В старческих глазах набухли от жалости слезы, и даже у Офелии подступил к горлу комок.
– Смерть леди стала, безусловно, ударом для всех. Убитый горем хозяин превратился в угрюмца, сделался резким и нелюдимым. В работе погряз, точно на ней весь свет сошелся… И племянника было теперь не узнать. Ему пять лет только от роду, а повзрослел в одночасье, замкнулся. Нянька забыла его радостный смех, а там различила и первое равнодушие, и гордыню. Не юный лорд, а подменыш[32]
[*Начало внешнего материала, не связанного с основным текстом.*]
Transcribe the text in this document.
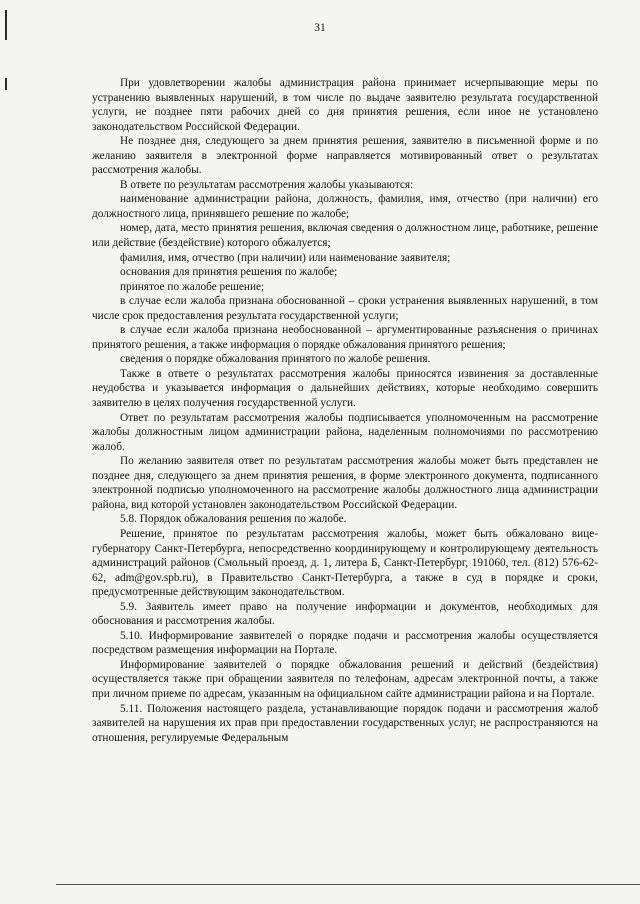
31

При удовлетворении жалобы администрация района принимает исчерпывающие меры по устранению выявленных нарушений, в том числе по выдаче заявителю результата государственной услуги, не позднее пяти рабочих дней со дня принятия решения, если иное не установлено законодательством Российской Федерации.

Не позднее дня, следующего за днем принятия решения, заявителю в письменной форме и по желанию заявителя в электронной форме направляется мотивированный ответ о результатах рассмотрения жалобы.

В ответе по результатам рассмотрения жалобы указываются:

наименование администрации района, должность, фамилия, имя, отчество (при наличии) его должностного лица, принявшего решение по жалобе;

номер, дата, место принятия решения, включая сведения о должностном лице, работнике, решение или действие (бездействие) которого обжалуется;

фамилия, имя, отчество (при наличии) или наименование заявителя;

основания для принятия решения по жалобе;

принятое по жалобе решение;

в случае если жалоба признана обоснованной – сроки устранения выявленных нарушений, в том числе срок предоставления результата государственной услуги;

в случае если жалоба признана необоснованной – аргументированные разъяснения о причинах принятого решения, а также информация о порядке обжалования принятого решения;

сведения о порядке обжалования принятого по жалобе решения.

Также в ответе о результатах рассмотрения жалобы приносятся извинения за доставленные неудобства и указывается информация о дальнейших действиях, которые необходимо совершить заявителю в целях получения государственной услуги.

Ответ по результатам рассмотрения жалобы подписывается уполномоченным на рассмотрение жалобы должностным лицом администрации района, наделенным полномочиями по рассмотрению жалоб.

По желанию заявителя ответ по результатам рассмотрения жалобы может быть представлен не позднее дня, следующего за днем принятия решения, в форме электронного документа, подписанного электронной подписью уполномоченного на рассмотрение жалобы должностного лица администрации района, вид которой установлен законодательством Российской Федерации.

5.8. Порядок обжалования решения по жалобе.

Решение, принятое по результатам рассмотрения жалобы, может быть обжаловано вице-губернатору Санкт-Петербурга, непосредственно координирующему и контролирующему деятельность администраций районов (Смольный проезд, д. 1, литера Б, Санкт-Петербург, 191060, тел. (812) 576-62-62, adm@gov.spb.ru), в Правительство Санкт-Петербурга, а также в суд в порядке и сроки, предусмотренные действующим законодательством.

5.9. Заявитель имеет право на получение информации и документов, необходимых для обоснования и рассмотрения жалобы.

5.10. Информирование заявителей о порядке подачи и рассмотрения жалобы осуществляется посредством размещения информации на Портале.

Информирование заявителей о порядке обжалования решений и действий (бездействия) осуществляется также при обращении заявителя по телефонам, адресам электронной почты, а также при личном приеме по адресам, указанным на официальном сайте администрации района и на Портале.

5.11. Положения настоящего раздела, устанавливающие порядок подачи и рассмотрения жалоб заявителей на нарушения их прав при предоставлении государственных услуг, не распространяются на отношения, регулируемые Федеральным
! Лорд Уильям поощрял в сыне ученье, только не баловал, в ежовых рукавицах держал: строгость, занятия по часам. Сара Бейли, когда пришла служить к Рэдклиффам, говорила, дом был полон прислуги: учителя, гувернеры, лакеи. Не то что теперь.«Теперь-то он и дворецкого себе не возьмет, будто боится пустить в Рэдклифф-холл лишних людей, – подумала Офелия. – Не верится даже».
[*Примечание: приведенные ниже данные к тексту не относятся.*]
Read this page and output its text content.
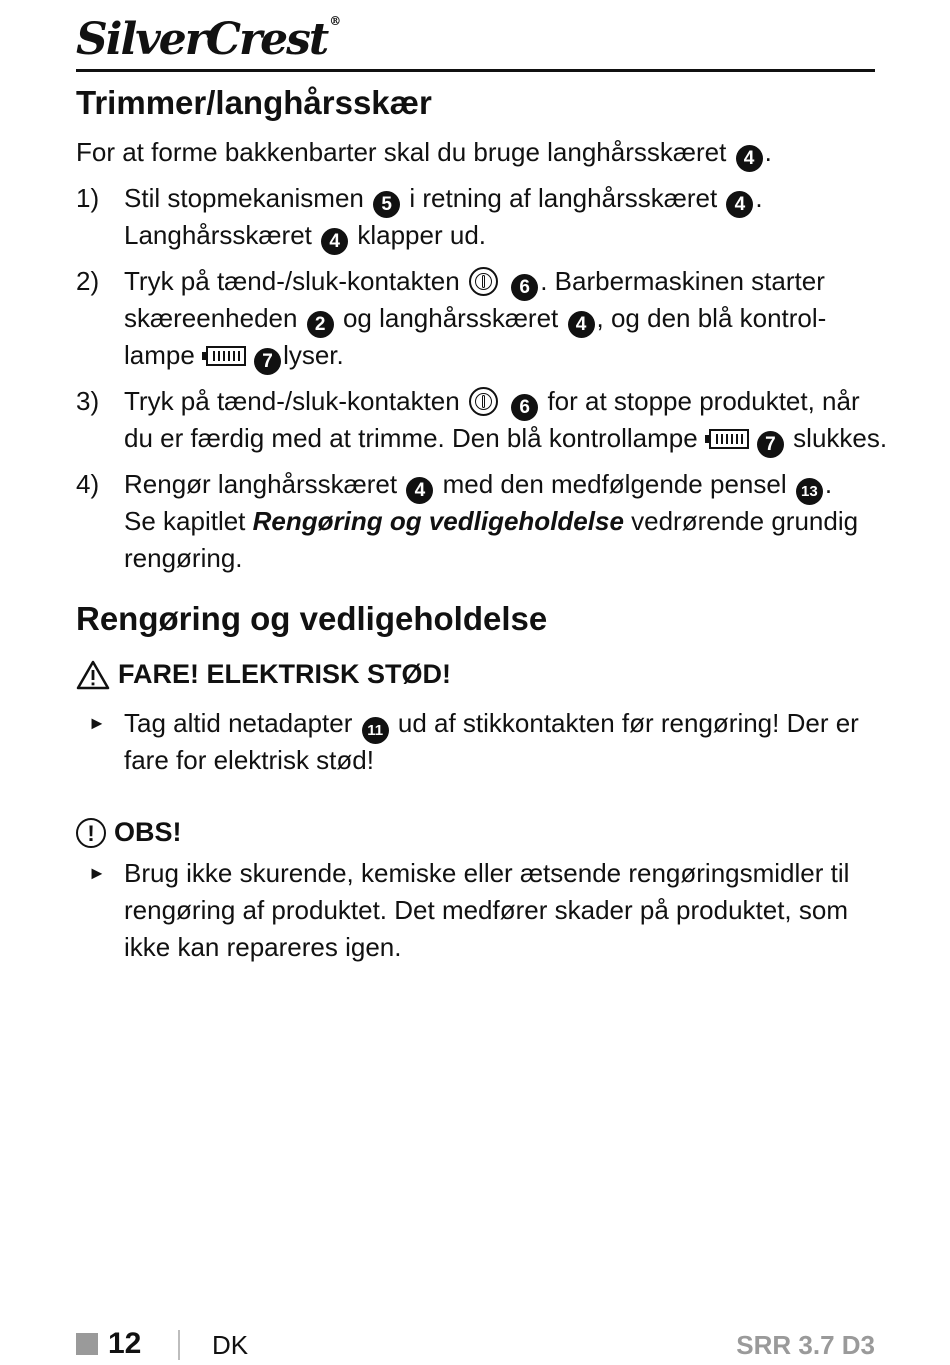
SilverCrest ®
Trimmer/langhårsskær
For at forme bakkenbarter skal du bruge langhårsskæret 4 .
1) Stil stopmekanismen 5 i retning af langhårsskæret 4 .
Langhårsskæret 4 klapper ud.
2) Tryk på tænd-/sluk-kontakten	6 . Barbermaskinen starter
skæreenheden 2 og langhårsskæret 4 , og den blå kontrol-
lampe	7 lyser.
3) Tryk på tænd-/sluk-kontakten	6 for at stoppe produktet, når
du er færdig med at trimme. Den blå kontrollampe	7 slukkes.
4) Rengør langhårsskæret 4 med den medfølgende pensel 13 .
Se kapitlet Rengøring og vedligeholdelse vedrørende grundig
rengøring.
Rengøring og vedligeholdelse
FARE! ELEKTRISK STØD!
► Tag altid netadapter 11 ud af stikkontakten før rengøring! Der er
fare for elektrisk stød!
! OBS!
► Brug ikke skurende, kemiske eller ætsende rengøringsmidler til
rengøring af produktet. Det medfører skader på produktet, som
ikke kan repareres igen.
12	DK	SRR 3.7 D3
– За что племянник ни брался, все у него спорилось: науки, языки, музыка – душа радуется! А еще стрельба, фехтование, всего и не перечислишь. Отцовским делом овладел рано. И пусть бы, дорогая мисс Лейтон, да только однажды… Об этом мне поведала Моррис, которая еще жила с господами, хотя племянник был уже молодой человек. Они поехали с отцом посмотреть, как ведутся в Рэдклифф-Холле работы, и между ними вспыхнула ссора – страшная! Отчего, одному Богу известно. Больше они и не разговаривали. Думается, племянник какую-то обиду на отца затаил. Он вскоре стал здесь полноправным хозяином, а лорд Уильям оставил общество и уехал в деревню…
Разрозненные кусочки собрались воедино. Теперь Офелии ясно, отчего Дориан почти не говорит об отце, и то больше в шутку или с издевкой. Вот почему он не хранит ни одной его фотографии, да портрет с третьего этажа, верно, не просто исчез. Рэдклифф даже не ездил на похороны… Может, лорд Уильям и саму ее взял под крыло, чтобы смягчить боль утраты сначала жены, потом сына. Хотя это, должно быть, уже ее домыслы.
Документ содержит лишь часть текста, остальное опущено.